Qualities of successful escape rooms:
- Narrative, or theme. From pirate themes, to time warp themes, to office themes, narrative (or themed) escape rooms tend to be much more popular and successful than those escape rooms that lack a narrative. Unfortunately, some companies try to avoid higher production costs, and therefore choose to skip the narrative option. Instead, they simply present their guests with an empty room and an abundance of puzzles and pen-and-paper problems that they must solve in order to escape. This is not a good idea, as it is absolutely critical for an escape game to have a solid narrative in order for the players to experience complete immersion in the game. The key here is to match the theme to the entire experience, from the moment the players first step into the building, until the time they leave, including the pre-game room, the props inside the escape room, the puzzles and clues, and so forth.
- Timing.
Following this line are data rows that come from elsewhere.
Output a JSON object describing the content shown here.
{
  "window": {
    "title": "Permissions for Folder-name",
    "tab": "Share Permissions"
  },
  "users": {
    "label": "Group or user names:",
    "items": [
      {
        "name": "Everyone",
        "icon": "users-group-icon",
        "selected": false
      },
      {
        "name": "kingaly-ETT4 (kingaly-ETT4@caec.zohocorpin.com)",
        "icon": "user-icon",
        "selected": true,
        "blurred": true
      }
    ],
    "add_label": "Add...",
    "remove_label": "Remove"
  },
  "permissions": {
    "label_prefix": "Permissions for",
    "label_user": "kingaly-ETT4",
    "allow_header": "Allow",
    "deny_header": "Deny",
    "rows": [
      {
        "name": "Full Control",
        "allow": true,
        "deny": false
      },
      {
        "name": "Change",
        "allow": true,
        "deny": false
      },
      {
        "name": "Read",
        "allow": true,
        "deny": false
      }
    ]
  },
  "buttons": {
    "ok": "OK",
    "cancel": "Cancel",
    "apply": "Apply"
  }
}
Most escape room games last about an hour. Anything shorter than 45 minutes is not worth the players’ money, and anything longer than an hour tends to affect the players’ ability to stay focused. In addition, people start to get hungry, thirsty, or have to use the restroom.
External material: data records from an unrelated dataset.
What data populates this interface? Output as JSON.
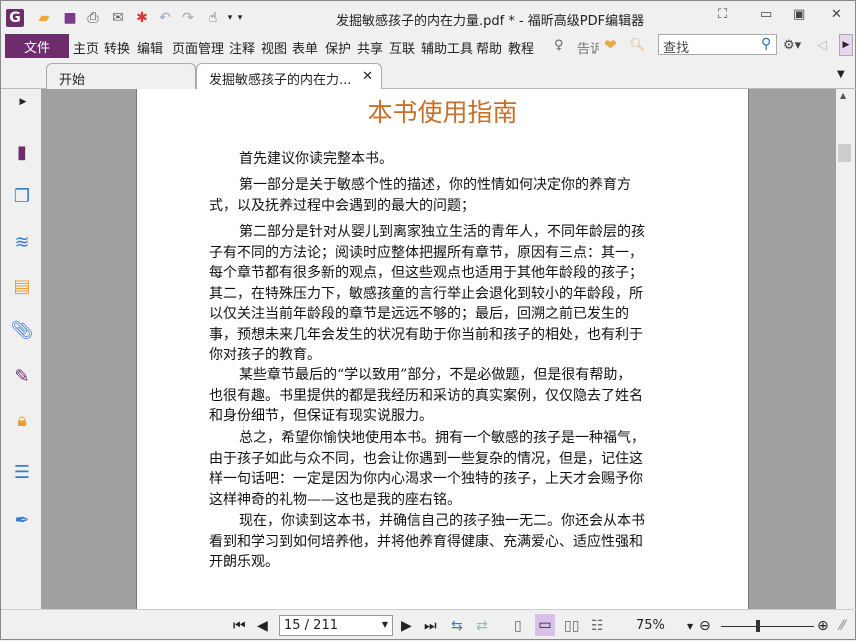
{
  "window": {
    "title": "发掘敏感孩子的内在力量.pdf * - 福昕高级PDF编辑器"
  },
  "menu": {
    "file": "文件",
    "items": [
      "主页",
      "转换",
      "编辑",
      "页面管理",
      "注释",
      "视图",
      "表单",
      "保护",
      "共享",
      "互联",
      "辅助工具",
      "帮助",
      "教程"
    ],
    "tell_me": "告诉",
    "search_placeholder": "查找"
  },
  "tabs": [
    {
      "label": "开始"
    },
    {
      "label": "发掘敏感孩子的内在力..."
    }
  ],
  "document": {
    "title": "本书使用指南",
    "paragraphs": [
      [
        "首先建议你读完整本书。"
      ],
      [
        "第一部分是关于敏感个性的描述，你的性情如何决定你的养育方",
        "式，以及抚养过程中会遇到的最大的问题；"
      ],
      [
        "第二部分是针对从婴儿到离家独立生活的青年人，不同年龄层的孩",
        "子有不同的方法论；阅读时应整体把握所有章节，原因有三点：其一，",
        "每个章节都有很多新的观点，但这些观点也适用于其他年龄段的孩子；",
        "其二，在特殊压力下，敏感孩童的言行举止会退化到较小的年龄段，所",
        "以仅关注当前年龄段的章节是远远不够的；最后，回溯之前已发生的",
        "事，预想未来几年会发生的状况有助于你当前和孩子的相处，也有利于",
        "你对孩子的教育。"
      ],
      [
        "某些章节最后的“学以致用”部分，不是必做题，但是很有帮助，",
        "也很有趣。书里提供的都是我经历和采访的真实案例，仅仅隐去了姓名",
        "和身份细节，但保证有现实说服力。"
      ],
      [
        "总之，希望你愉快地使用本书。拥有一个敏感的孩子是一种福气，",
        "由于孩子如此与众不同，也会让你遇到一些复杂的情况，但是，记住这",
        "样一句话吧：一定是因为你内心渴求一个独特的孩子，上天才会赐予你",
        "这样神奇的礼物——这也是我的座右铭。"
      ],
      [
        "现在，你读到这本书，并确信自己的孩子独一无二。你还会从本书",
        "看到和学习到如何培养他，并将他养育得健康、充满爱心、适应性强和",
        "开朗乐观。"
      ]
    ]
  },
  "status": {
    "page": "15 / 211",
    "zoom": "75%",
    "zoom_fraction": 0.4
  },
  "colors": {
    "brand": "#6d2d6c",
    "title": "#c8702a"
  }
}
- Sense of progress and/or success. This doesn’t necessarily mean everybody should win. What’s the fun in that? It is important for players to remain optimistic and in good spirits, though. One way to do this is to have several points throughout the game in which players can feel like they really made a huge step in getting closer to the escape, such as by finding a secret door or opening up a secret room. If the players do escape the room within the allotted time, it is important for the end to feel extremely rewarding so that players feel accomplished and like the overall experience was worth their time, energy, and money.
- Group size. According to research, the average successful group size in an escape room game is 4.5 people. If there are too many people, it may become boring for those who aren’t as involved, or there may be communication issues. On the other hand, if there are too few people, the puzzles and overall game may be too difficult to have any chance of completing within the allotted time frame.
- Pre-game room. In essence, a pre-game room is simply a waiting room. This is extremely important to have as it is the area that the players first see and it sets the tone for the rest of the experience. This is where the game and the theme are first introduced to the players and the rules are explained. Some companies use videos to do this so that every group receives the same introduction, and some companies simply use staff members to deliver the introduction. Whatever method is used, the main goal is to get the players excited about the game.
- Data collection. Many escape room companies track players’ actions in order to collect data on how various groups approach the puzzles. In other words, in these cases, almost every activity that goes on inside the room is tracked, measured, or recorded in one way or another. This allows creators to see how well groups work together, any issues they may encounter with each other, whether they are analytical problem solvers or experimental problem solvers, and much more.
- Expansion. Consider ways in which the establishment could expand and grow over time. For example, can more rooms or themes be added so that guests can come back and play again in the future? If perhaps this isn’t possible, can the same room be re-playable with some alterations? How about two teams playing against each other, so that instead of racing against the clock, they are racing against another team.
One of the most fundamental goals of all escape rooms is to try and get people to interact with the physical space and whatever is within that space in as many different ways as possible. Furthermore, it is the primary goal of most escape rooms to provide the players with as much fun, excitement, and surprise as possible. If this is achieved, the mission is accomplished!